На узкой женской ладони — порванная цепь, два перстня, мятый ворох разномастных купюр. Узкая рука девочки выглядит красиво и даже изящно: как-то беззащитно и нежно кажется она на пустыре. Девочка очень по-детски сдувает растрепавшуюся на бегу прядь светлых волос. В серо-голубых глазах радость и счастье. А. сгребает трофеи, и они выходят во двор. Движения неспешны и неторопливы; А. привлекает ее к себе и целует, после чего они занимают скамейку во дворе. Она у него на коленях, и пара выглядит столь увлеченной собой, что даже бабки во дворе улыбаются от такой картины.
А. смотрит в ее глаза и видит сквозь поволоку безумия отражение солнца в них. день и правда чудесный. Они хорошо смотрятся: физически развитый парень в белоснежных кроссовках, белых джинсах и темной спортивной олимпийке, и миниатюрная блондинка с телосложением гимнастки: в красной курточке, синих джинсах со школьным рюкзачком. На молнии — смешной полосатый плюшевый котенок с умильной мордочкой.

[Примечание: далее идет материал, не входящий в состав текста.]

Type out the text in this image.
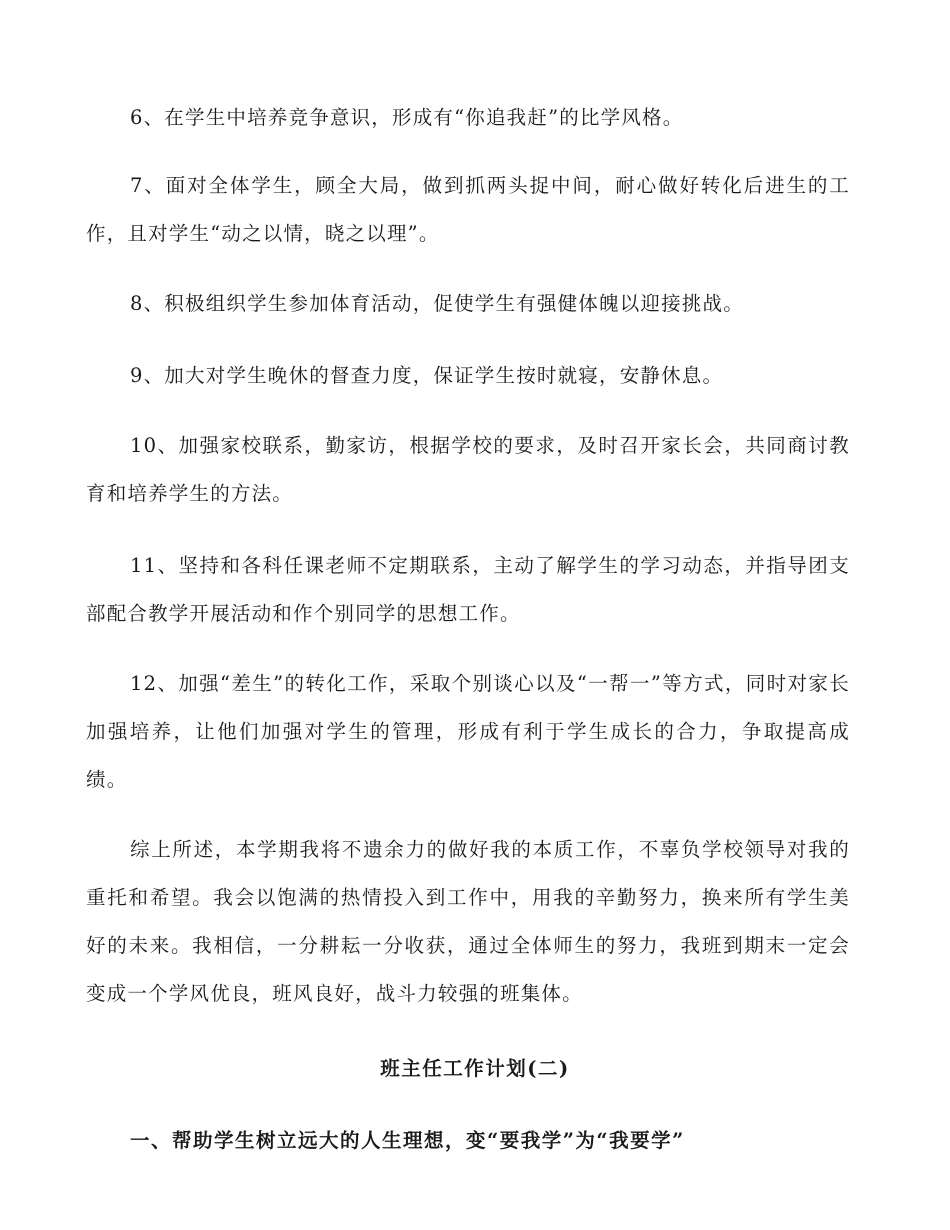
6、在学生中培养竞争意识，形成有“你追我赶”的比学风格。

7、面对全体学生，顾全大局，做到抓两头捉中间，耐心做好转化后进生的工作，且对学生“动之以情，晓之以理”。

8、积极组织学生参加体育活动，促使学生有强健体魄以迎接挑战。

9、加大对学生晚休的督查力度，保证学生按时就寝，安静休息。

10、加强家校联系，勤家访，根据学校的要求，及时召开家长会，共同商讨教育和培养学生的方法。

11、坚持和各科任课老师不定期联系，主动了解学生的学习动态，并指导团支部配合教学开展活动和作个别同学的思想工作。

12、加强“差生”的转化工作，采取个别谈心以及“一帮一”等方式，同时对家长加强培养，让他们加强对学生的管理，形成有利于学生成长的合力，争取提高成绩。

综上所述，本学期我将不遗余力的做好我的本质工作，不辜负学校领导对我的重托和希望。我会以饱满的热情投入到工作中，用我的辛勤努力，换来所有学生美好的未来。我相信，一分耕耘一分收获，通过全体师生的努力，我班到期末一定会变成一个学风优良，班风良好，战斗力较强的班集体。

班主任工作计划(二)
一、帮助学生树立远大的人生理想，变“要我学”为“我要学”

Улыбаясь друг другу, они идут вдоль улицы. А. покупает ей цветы. Мимо едет машина «Скорой помощи», а им нет до этого дела. Есть только он, она, окровавленные инструменты, и около восьмидесяти тысяч рублей разными купюрами у нее в рюкзаке вперемешку с золотыми украшениями.
В голове А. словно невидимый секундомер: с момента акции прошло около получаса. Если все нормально, то остальные уже должны быть где-то в центре. Каждый знает примерный маршрут и свой вид транспорта, а значит гулять им еще около часа. Потом А. заберет деньги и отправится в дендрарий, а девочка — на маршрутке домой, к папе и маме. Железки будут отмыты и брошены под кровать, а перчатки — выкинуты на помойку во дворе.
А. и остальные ничем не интересны милиции — трезвые парни с документами без какого-либо оружия в аккуратной летней одежде без малейшего подозрительного пятнышка.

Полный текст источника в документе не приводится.